Le premier à s’être rebellé est un TO de qualité qui envoie régulièrement des clients dans les îles puisque c’est sa spécialité : Passion des Iles, de Tourinter. Son patron est choqué. Il refuse dans un premier temps de s’associer à l’opération de relance lancée par le gouvernement le 5 Mai, parce qu’il travaille habituellement avec des agences de voyage dont il reconnaît la capacité à fournir des informations et à aider le voyageur dans sa compréhension de la destination. Et là, c’est de la vente directe Internet qui est organisée. Une vente directe qui, au final, ne sera pas forcément moins chère qu'en agence. On voudrait tuer une profession, on ne s'y prendrait pas autrement. Officiellement, le message invite le client à « Consulter son agence de voyage » mais comme le site créé pendant dix jours va afficher des prix cassés avec des contacts directs et que les TO sont invités clairement à détailler leurs produits en direct, on voit mal ce que le voyageur va trouver de mieux dans l’agence.

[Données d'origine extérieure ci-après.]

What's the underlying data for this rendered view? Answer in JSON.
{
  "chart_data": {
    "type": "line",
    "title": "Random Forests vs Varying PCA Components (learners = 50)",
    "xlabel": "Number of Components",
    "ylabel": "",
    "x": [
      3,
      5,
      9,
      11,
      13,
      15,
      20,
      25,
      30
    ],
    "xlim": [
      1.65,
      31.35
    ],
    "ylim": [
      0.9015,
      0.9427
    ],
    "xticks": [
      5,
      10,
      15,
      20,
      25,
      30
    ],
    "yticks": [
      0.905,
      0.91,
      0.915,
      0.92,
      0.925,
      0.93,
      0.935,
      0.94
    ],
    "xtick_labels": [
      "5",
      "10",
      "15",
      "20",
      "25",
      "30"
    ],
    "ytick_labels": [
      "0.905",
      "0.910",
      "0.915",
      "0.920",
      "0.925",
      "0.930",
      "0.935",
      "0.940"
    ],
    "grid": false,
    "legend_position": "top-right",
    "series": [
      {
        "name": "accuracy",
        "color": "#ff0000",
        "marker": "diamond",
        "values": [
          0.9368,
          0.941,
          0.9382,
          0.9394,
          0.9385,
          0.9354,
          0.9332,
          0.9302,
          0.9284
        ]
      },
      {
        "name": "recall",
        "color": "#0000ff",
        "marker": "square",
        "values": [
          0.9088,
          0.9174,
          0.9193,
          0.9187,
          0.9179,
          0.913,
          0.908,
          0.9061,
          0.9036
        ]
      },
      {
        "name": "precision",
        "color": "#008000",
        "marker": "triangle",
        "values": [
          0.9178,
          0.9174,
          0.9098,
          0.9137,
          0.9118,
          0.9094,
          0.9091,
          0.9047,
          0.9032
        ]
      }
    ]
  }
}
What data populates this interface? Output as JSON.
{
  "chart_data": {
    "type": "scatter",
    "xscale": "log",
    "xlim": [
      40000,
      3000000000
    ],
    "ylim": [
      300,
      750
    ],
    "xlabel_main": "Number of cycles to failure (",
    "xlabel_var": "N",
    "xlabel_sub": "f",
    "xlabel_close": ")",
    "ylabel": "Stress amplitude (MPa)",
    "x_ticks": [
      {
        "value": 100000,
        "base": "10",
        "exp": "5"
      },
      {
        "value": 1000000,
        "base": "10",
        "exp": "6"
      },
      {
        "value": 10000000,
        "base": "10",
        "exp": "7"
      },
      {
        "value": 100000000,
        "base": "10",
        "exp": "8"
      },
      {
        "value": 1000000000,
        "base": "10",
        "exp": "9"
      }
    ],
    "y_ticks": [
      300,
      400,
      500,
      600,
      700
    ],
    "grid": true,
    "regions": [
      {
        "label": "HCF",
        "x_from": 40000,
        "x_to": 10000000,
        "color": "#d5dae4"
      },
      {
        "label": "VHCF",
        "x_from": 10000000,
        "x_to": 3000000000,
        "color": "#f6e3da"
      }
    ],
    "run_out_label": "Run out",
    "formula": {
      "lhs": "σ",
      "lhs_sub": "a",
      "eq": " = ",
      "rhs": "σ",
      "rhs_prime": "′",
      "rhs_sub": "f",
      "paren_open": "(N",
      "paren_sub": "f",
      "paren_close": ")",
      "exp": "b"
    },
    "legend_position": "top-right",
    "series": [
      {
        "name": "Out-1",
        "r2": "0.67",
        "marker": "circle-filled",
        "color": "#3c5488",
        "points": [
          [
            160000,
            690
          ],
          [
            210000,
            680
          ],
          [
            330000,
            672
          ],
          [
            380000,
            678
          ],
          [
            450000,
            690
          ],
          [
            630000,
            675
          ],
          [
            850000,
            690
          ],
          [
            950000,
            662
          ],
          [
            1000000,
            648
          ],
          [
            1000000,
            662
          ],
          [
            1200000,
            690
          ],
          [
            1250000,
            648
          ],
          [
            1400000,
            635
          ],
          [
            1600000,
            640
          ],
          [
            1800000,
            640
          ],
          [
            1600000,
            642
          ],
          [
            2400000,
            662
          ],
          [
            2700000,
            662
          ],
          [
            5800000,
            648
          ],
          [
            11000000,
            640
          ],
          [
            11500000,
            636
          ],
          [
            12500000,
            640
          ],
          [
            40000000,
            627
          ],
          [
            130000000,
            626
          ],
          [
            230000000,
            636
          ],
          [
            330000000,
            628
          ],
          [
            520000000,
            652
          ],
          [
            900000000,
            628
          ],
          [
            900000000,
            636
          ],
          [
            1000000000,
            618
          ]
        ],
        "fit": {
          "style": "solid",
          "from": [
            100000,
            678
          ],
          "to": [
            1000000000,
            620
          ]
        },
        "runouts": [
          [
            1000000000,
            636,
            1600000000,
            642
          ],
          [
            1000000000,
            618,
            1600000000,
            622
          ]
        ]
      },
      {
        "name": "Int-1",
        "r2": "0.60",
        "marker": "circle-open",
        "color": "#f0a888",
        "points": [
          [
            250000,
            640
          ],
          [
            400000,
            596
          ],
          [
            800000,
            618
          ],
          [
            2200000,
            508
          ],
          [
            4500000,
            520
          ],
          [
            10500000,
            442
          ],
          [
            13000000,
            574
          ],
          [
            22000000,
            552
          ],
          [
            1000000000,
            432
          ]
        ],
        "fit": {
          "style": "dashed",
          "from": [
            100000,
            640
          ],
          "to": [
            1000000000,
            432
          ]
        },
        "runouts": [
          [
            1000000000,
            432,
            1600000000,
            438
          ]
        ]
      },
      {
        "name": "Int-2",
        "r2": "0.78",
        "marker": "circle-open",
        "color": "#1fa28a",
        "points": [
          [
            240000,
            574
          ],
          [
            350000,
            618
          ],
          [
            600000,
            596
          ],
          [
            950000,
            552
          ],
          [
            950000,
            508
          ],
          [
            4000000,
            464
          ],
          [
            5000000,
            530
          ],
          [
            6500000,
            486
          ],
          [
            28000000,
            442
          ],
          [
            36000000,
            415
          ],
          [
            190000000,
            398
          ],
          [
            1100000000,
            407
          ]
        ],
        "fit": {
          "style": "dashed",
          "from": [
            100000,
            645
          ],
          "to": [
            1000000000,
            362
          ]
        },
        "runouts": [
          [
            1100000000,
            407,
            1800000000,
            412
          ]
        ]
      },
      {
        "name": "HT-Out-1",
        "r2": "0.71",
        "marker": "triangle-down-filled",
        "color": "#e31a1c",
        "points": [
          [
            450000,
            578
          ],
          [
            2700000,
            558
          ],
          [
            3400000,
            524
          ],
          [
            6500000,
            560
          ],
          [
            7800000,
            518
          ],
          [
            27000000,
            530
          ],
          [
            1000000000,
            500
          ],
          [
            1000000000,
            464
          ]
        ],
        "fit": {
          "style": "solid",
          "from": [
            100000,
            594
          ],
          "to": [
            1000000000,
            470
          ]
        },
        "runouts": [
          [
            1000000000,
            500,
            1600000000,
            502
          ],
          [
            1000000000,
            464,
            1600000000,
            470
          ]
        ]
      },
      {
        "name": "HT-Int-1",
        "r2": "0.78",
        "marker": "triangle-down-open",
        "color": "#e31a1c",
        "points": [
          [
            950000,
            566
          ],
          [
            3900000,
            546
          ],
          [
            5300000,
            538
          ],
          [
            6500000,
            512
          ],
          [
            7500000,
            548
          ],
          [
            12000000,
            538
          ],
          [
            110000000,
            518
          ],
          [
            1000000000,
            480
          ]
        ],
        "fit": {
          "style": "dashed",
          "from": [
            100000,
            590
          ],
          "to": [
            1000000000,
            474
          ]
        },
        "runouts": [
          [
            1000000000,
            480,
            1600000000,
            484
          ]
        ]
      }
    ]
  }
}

Surtout, c’est sur le long terme que voudrait bien travailler le TO, et ce n’est sans doute pas en bradant la destination qu’on la construit. La directrice marketing de Passion des îles est claire : «Qui va gagner sa vie dans cette affaire ? … Personne ! Sachant que le coût de l’aérien en promo se situe actuellement entre 360 et 400 TTC… Comment vendre des produits de qualité à moins de 550 € avec moins de 200 € pour la partie terrestre (7 nuits) et les transferts ? Ceci est impossible sauf à vendre du très bas de gamme et ces magnifiques îles méritent bien autre chose qu’une image uniquement d’entrée de gamme». La Turquie ou la Tunisie, notamment, sont bien placées pour le dire, elles qui cherchent en vain et depuis des années à changer leur image pour gagner plus en travaillant mieux.